After Camille left, I looked around my calligraphy supplies looking for suitable paper to write my memoir. Years ago my mother gave me a large roll of antiqued silver paper that she found at a garage sale. I always loved this paper but could never find a use for it. It is not acid-free, so it is unsuitable for scrapbooks and it is too fragile to tie into a bow, but it was perfect for this event.

When Camille called about the green floral foam, she told me that she was going to make six floral arrangements. Six? I said. Why don't we create six table names? I have the perfect paper. We brainstormed and came up with: lyrical, harmonic, athletic, aesthetic, adventurous, and inquisitive. I offered to write out the guests’ six-word memoirs as they arrived. Did she need any help with the flowers? Sure, let's meet in the morning.

Friday was a great day filled with flowers and calligraphy.

The Saturday luncheon was pure fun.

Guests selected their tables:

Cressida, who works at our favorite independent bookstore Kepler’s, explained the idea of six-word memoirs came about when Ernest Hemingway was once challenged to write a six-word story. His response was “For sale: babies shoes, never worn.”

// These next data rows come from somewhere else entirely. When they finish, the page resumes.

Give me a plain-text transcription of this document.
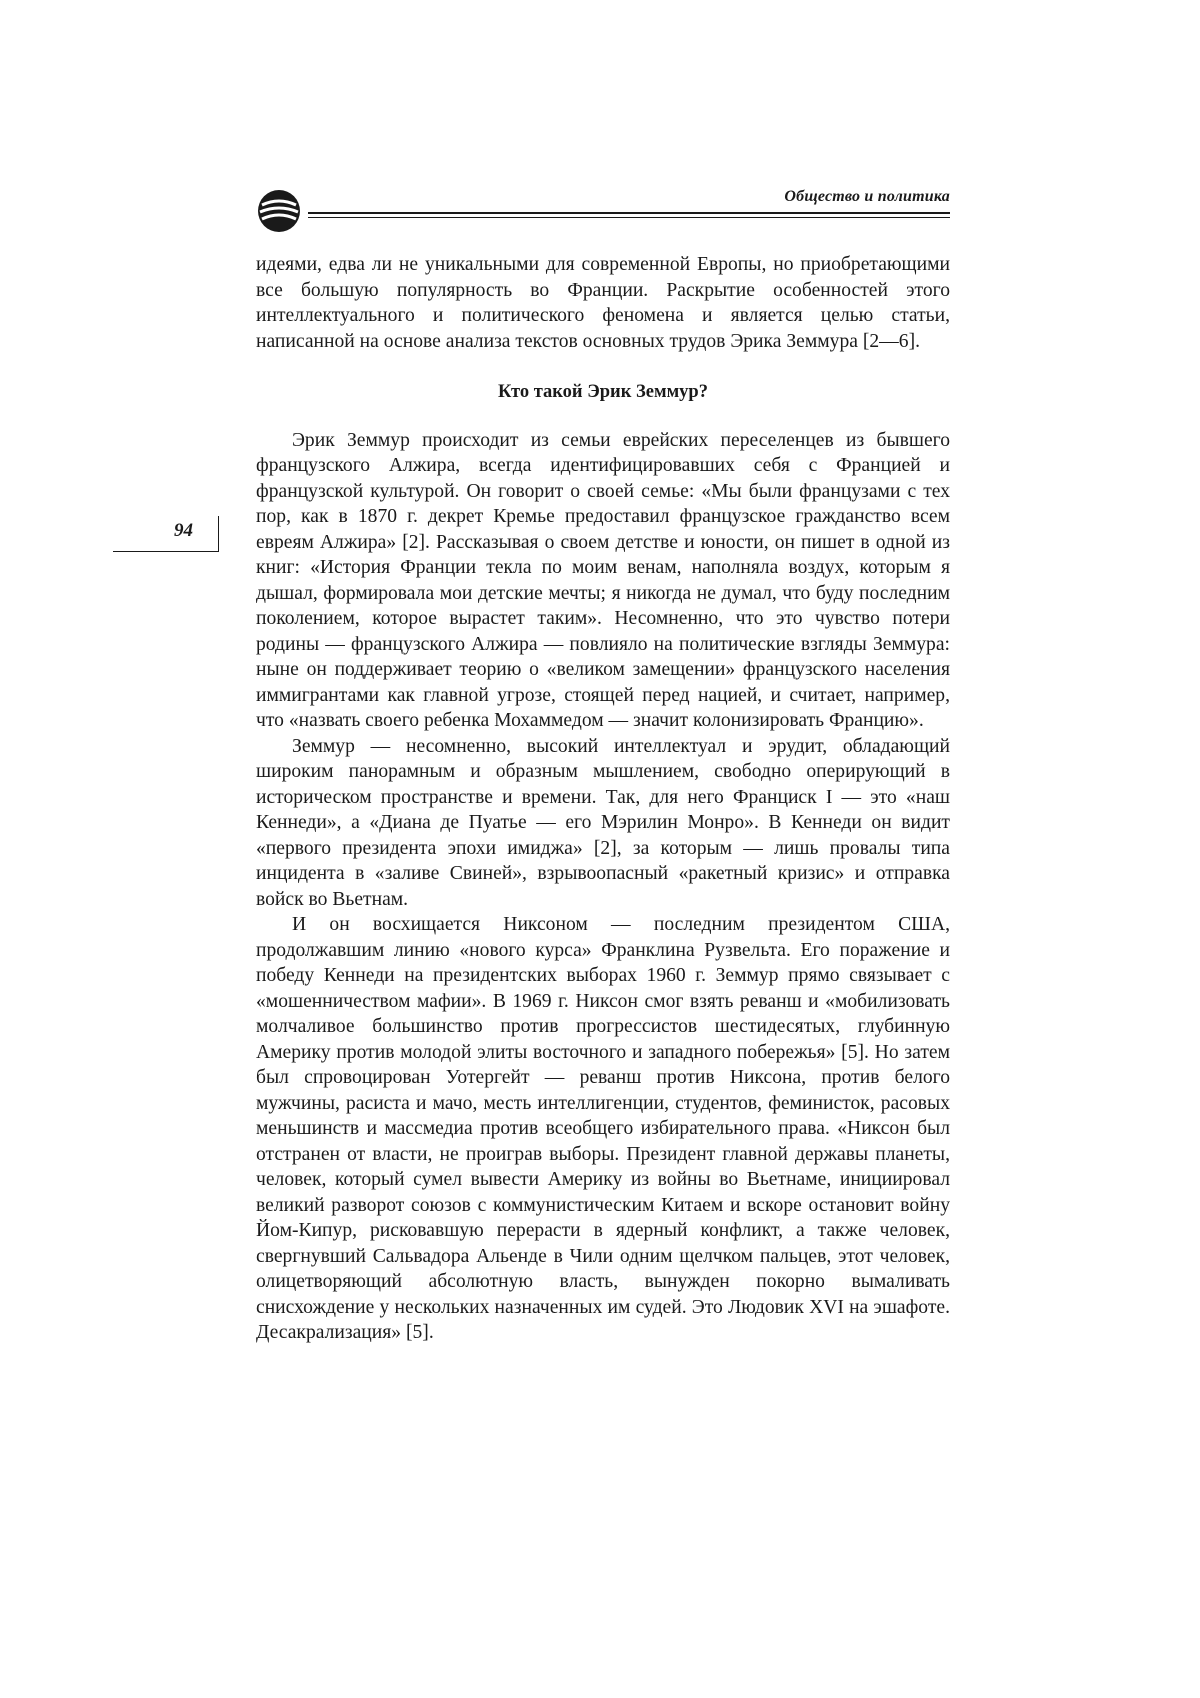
Общество и политика
94

идеями, едва ли не уникальными для современной Европы, но приобретающими все большую популярность во Франции. Раскрытие особенностей этого интеллектуального и политического феномена и является целью статьи, написанной на основе анализа текстов основных трудов Эрика Земмура [2—6].

Кто такой Эрик Земмур?

Эрик Земмур происходит из семьи еврейских переселенцев из бывшего французского Алжира, всегда идентифицировавших себя с Францией и французской культурой. Он говорит о своей семье: «Мы были французами с тех пор, как в 1870 г. декрет Кремье предоставил французское гражданство всем евреям Алжира» [2]. Рассказывая о своем детстве и юности, он пишет в одной из книг: «История Франции текла по моим венам, наполняла воздух, которым я дышал, формировала мои детские мечты; я никогда не думал, что буду последним поколением, которое вырастет таким». Несомненно, что это чувство потери родины — французского Алжира — повлияло на политические взгляды Земмура: ныне он поддерживает теорию о «великом замещении» французского населения иммигрантами как главной угрозе, стоящей перед нацией, и считает, например, что «назвать своего ребенка Мохаммедом — значит колонизировать Францию».

Земмур — несомненно, высокий интеллектуал и эрудит, обладающий широким панорамным и образным мышлением, свободно оперирующий в историческом пространстве и времени. Так, для него Франциск I — это «наш Кеннеди», а «Диана де Пуатье — его Мэрилин Монро». В Кеннеди он видит «первого президента эпохи имиджа» [2], за которым — лишь провалы типа инцидента в «заливе Свиней», взрывоопасный «ракетный кризис» и отправка войск во Вьетнам.

И он восхищается Никсоном — последним президентом США, продолжавшим линию «нового курса» Франклина Рузвельта. Его поражение и победу Кеннеди на президентских выборах 1960 г. Земмур прямо связывает с «мошенничеством мафии». В 1969 г. Никсон смог взять реванш и «мобилизовать молчаливое большинство против прогрессистов шестидесятых, глубинную Америку против молодой элиты восточного и западного побережья» [5]. Но затем был спровоцирован Уотергейт — реванш против Никсона, против белого мужчины, расиста и мачо, месть интеллигенции, студентов, феминисток, расовых меньшинств и массмедиа против всеобщего избирательного права. «Никсон был отстранен от власти, не проиграв выборы. Президент главной державы планеты, человек, который сумел вывести Америку из войны во Вьетнаме, инициировал великий разворот союзов с коммунистическим Китаем и вскоре остановит войну Йом-Кипур, рисковавшую перерасти в ядерный конфликт, а также человек, свергнувший Сальвадора Альенде в Чили одним щелчком пальцев, этот человек, олицетворяющий абсолютную власть, вынужден покорно вымаливать снисхождение у нескольких назначенных им судей. Это Людовик XVI на эшафоте. Десакрализация» [5].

In 2006, Smith Magazine challenged its readers to write six-word memoirs. The response was viral. The first book they published as a result of this challenge is “Not Quite What I Was Planning: Six-Word Memoirs by Writers Famous and Obscure” and their second book “Six-Word Memoirs on Love & Heartbreak” published just in time for Valentine’s Day.

Camille shuffled all the papers before we read each others’ memoirs, allowing for anonymity, but it turns out most of us had no problem claiming ownership. The women outdid themselves. Their memoirs ranged from humorous:

"I tried my best, pobody's nerfect"

to poignant:

"Dad died, Mom cried, I tried."

and everything in between:

“Love at first sight, many times.”

“Two children, I watch in wonder.”

“Ready to climb the highest mountain.”

“I gladly take time to listen.”

“Married, worked, raised kids, finding way.”

“Every day is happily ever after.”

“Dropped ball in Little League, survived.”

Camille then challenged us to write another six words inspired by our table name. I can tell you that it gets easier with practice and over-thinking makes you loose your mojo . After a while, we found ourselves counting words on our fingers every time we heard someone say something memorable. I might as well warn you now, this can be addictive.

Thank you, Camille and Cressida, for a fun afternoon of reflection and inspiration!

How about you? What is your six-word memoir?